Cleaning and varnish and overpaint removal
The removal of layers of dirt (including smoke damage, accumulated atmospheric pollution, nicotine, soot etc.) from paintings is carried out following careful tests to ensure that no damage is done to the underlying layers of paint, glazes and varnishes.
In some cases this may be all that is required to bring the image back to an acceptable level of visibility.
The removal of layers of often dull and darkened varnish is considered and carried out even more carefully, given the potential for there to be artists glazes or tinted varnishes present. It is also sometimes the case that artists’ signatures are painted on top of a varnish. Replacing old varnish with new, in contemporary restoration practice, means using modern, conservation grade resins which do not tend to yellow and remain reversible.
The removal of layers of overpaint (previous restoration) can be done following tests and examination.
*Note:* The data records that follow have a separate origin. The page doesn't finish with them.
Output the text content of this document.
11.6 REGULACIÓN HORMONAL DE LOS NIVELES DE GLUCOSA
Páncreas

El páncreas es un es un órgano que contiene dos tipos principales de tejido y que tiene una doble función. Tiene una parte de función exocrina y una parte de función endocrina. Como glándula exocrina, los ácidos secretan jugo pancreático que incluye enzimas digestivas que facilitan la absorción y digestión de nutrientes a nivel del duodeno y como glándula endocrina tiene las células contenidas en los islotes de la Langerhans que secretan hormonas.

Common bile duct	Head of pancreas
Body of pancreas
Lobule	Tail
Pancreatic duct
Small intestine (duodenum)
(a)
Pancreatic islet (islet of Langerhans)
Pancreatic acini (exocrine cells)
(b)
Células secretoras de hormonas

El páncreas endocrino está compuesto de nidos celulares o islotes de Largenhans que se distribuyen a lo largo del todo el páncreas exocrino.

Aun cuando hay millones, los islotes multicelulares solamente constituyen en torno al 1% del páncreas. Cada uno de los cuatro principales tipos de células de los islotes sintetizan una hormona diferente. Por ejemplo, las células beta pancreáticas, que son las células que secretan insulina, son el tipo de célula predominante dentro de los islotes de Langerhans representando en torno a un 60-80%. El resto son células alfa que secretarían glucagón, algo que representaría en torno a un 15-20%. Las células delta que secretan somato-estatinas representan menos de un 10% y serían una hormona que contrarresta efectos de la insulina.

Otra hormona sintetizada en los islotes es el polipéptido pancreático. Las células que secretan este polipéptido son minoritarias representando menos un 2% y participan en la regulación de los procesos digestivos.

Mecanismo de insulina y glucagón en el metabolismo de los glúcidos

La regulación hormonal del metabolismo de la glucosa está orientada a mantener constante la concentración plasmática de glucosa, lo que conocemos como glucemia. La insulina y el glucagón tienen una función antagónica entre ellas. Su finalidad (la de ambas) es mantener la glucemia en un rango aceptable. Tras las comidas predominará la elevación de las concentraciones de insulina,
Some overpaint may look unsightly but conceal large losses in the original paint whilst some may have an acceptable appearance. Old retouching carried out in oil paints will almost always have darkened over time. These are some of the factors to consider and why removing such layers is undertaken on a case by case basis.
Varnish and/or overpaint removal is considered after close inspection (often involving UV light examination) and tests. In complex cases this may involve more technical photographic analysis and some laboratory work. The emphasis in all cases is to avoid ‘over cleaning’, (the removal of artists original material).